I’m really happy with this dress and I’m so glad I managed to finish it in time for my friends’ wedding.

And that also means I completed my challenge for the Made Up initiative in time!

If you haven’t heard of it before, it’s an initiative in aid of the National Literacy Trust where you set yourself a creative challenge to be completed by 10th September and donate some money to go towards the National Literacy Trust. You can find all the details here on Karen’s blog. I think it’s a wonderful idea and there’s still some time to take part if you fancy it. It’s for such a good cause.


Simple Sleeveless Top x2

For my next make I wanted a simple dressmaking project and something that I could hopefully make again and again just in different variations. And I think I found exactly that in the Simple Sleeveless Top which is another pattern from Learn To Sew With Lauren by Lauren Guthrie from Guthrie & Ghani.

Lauren recently posted some really useful additional instructions on her blog about adjusting the fit and also adding a yoke section and pin tucks.
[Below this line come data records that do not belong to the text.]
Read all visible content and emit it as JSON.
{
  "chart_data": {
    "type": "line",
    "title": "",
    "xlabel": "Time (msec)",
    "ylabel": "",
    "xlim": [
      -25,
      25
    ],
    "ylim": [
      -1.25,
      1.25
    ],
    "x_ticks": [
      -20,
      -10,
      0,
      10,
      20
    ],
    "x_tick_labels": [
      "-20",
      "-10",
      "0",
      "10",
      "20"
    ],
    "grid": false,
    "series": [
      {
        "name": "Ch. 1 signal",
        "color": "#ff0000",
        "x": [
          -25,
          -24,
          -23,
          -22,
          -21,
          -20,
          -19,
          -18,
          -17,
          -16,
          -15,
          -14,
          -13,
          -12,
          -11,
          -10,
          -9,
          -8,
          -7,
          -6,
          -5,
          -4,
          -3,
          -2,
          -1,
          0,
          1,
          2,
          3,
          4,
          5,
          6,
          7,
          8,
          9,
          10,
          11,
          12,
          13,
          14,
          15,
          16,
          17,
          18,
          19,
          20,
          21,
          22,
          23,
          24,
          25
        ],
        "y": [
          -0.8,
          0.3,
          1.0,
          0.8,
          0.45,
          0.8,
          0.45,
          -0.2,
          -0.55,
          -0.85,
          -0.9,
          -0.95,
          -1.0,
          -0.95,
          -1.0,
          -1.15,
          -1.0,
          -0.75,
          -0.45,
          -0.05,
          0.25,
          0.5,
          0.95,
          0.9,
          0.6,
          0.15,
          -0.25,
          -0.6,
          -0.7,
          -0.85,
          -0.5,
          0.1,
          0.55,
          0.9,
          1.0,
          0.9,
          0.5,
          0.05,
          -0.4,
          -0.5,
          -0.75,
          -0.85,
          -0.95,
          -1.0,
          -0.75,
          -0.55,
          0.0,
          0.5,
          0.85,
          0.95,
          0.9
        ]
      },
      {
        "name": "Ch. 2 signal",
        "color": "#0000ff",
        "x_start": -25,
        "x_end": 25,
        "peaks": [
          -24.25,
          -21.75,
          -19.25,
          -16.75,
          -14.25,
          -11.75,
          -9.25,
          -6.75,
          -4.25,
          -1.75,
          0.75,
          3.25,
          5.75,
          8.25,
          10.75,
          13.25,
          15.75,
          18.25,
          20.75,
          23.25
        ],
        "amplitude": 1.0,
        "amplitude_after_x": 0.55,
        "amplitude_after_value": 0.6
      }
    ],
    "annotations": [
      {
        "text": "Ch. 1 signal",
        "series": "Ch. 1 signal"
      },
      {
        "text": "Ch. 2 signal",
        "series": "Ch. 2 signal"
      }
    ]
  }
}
For my first attempt, I decided to make a toile to assess the fit. I don’t usually do this because I’m too impatient and I just want to get going with the nice fabric straight away (and also because I often don’t have a cheap fabric in the same weight as the fabric I want to use, so a toile might not be that accurate anyway). But I decided that since it’s such a simple pattern I should really take my time and get the fit right. And Lauren’s tutorials came just at the right time!

I cut a size 12 to make my toile and then adjusted the neckline at the back by taking out about an inch as it wasn’t sitting flat against my back. This is something that I find quite a lot with things that I’ve made and also with shop bought clothes, so now I know how to fix that. Lauren’s instructions were really helpful! The top was also quite baggy around my lower back, so I also pinched out some fabric there. Once I was happy with the toile, I unpicked the side seams so I could lay the the adjusted toile over my pattern piece. I traced around it and then also added 3cms in length because I’m quite tall.

And then it was on to proper fabric.

For my first attempt I used a cotton poplin in wine with mustard polka dots from minerva crafts (you can find it here). It was really easy to work with, so perfect for a stress free project.

SimpleSleevelessTop_Polka_Front SimpleSleevelessTop_Polka_Side

The armholes and the neckline are bound with bias binding. A technique I hadn’t used before, but I will definitely do this again! It’s such a nice finish. As my bias binding was a slightly different colour to the main fabric (I guess that’s what happens when you buy it on the internet and can’t match the colours properly) I decided to hide the binding on the inside.

For my second attempt I chose a cotton lawn with a tree pattern (also from minerva – you can get it here). This was also really nice to work with but the edges frayed quite a bit, so I decided to go for French seams on this one. I do like French seams. They’re just so neat. I also shaved off about a centimetre from the bottom of the armholes for this version to make it a bit more comfortable. After having worn the first top to work for a day, I thought they were just a tiny bit restricting.

I also lowered the neckline just a tiny bit because on this version I left the binding exposed on the neckline and I didn’t want it to be any higher than on the first version.

SimpleSleevelessTop_Trees_Front SimpleSleevelessTop_Trees_Side

And that’s it – my first two Simple Sleeveless Tops.

Even though it’s a simple pattern, I still think I learned quite a lot on these makes: mainly adjusting fit but also using bias binding to finish armholes and necklines. I think they will come in really handy.

I’m sure I’ll make this top again and again. I love Lauren’s version with the embroidered cotton over a plain cotton, so might look into doing a version like that too.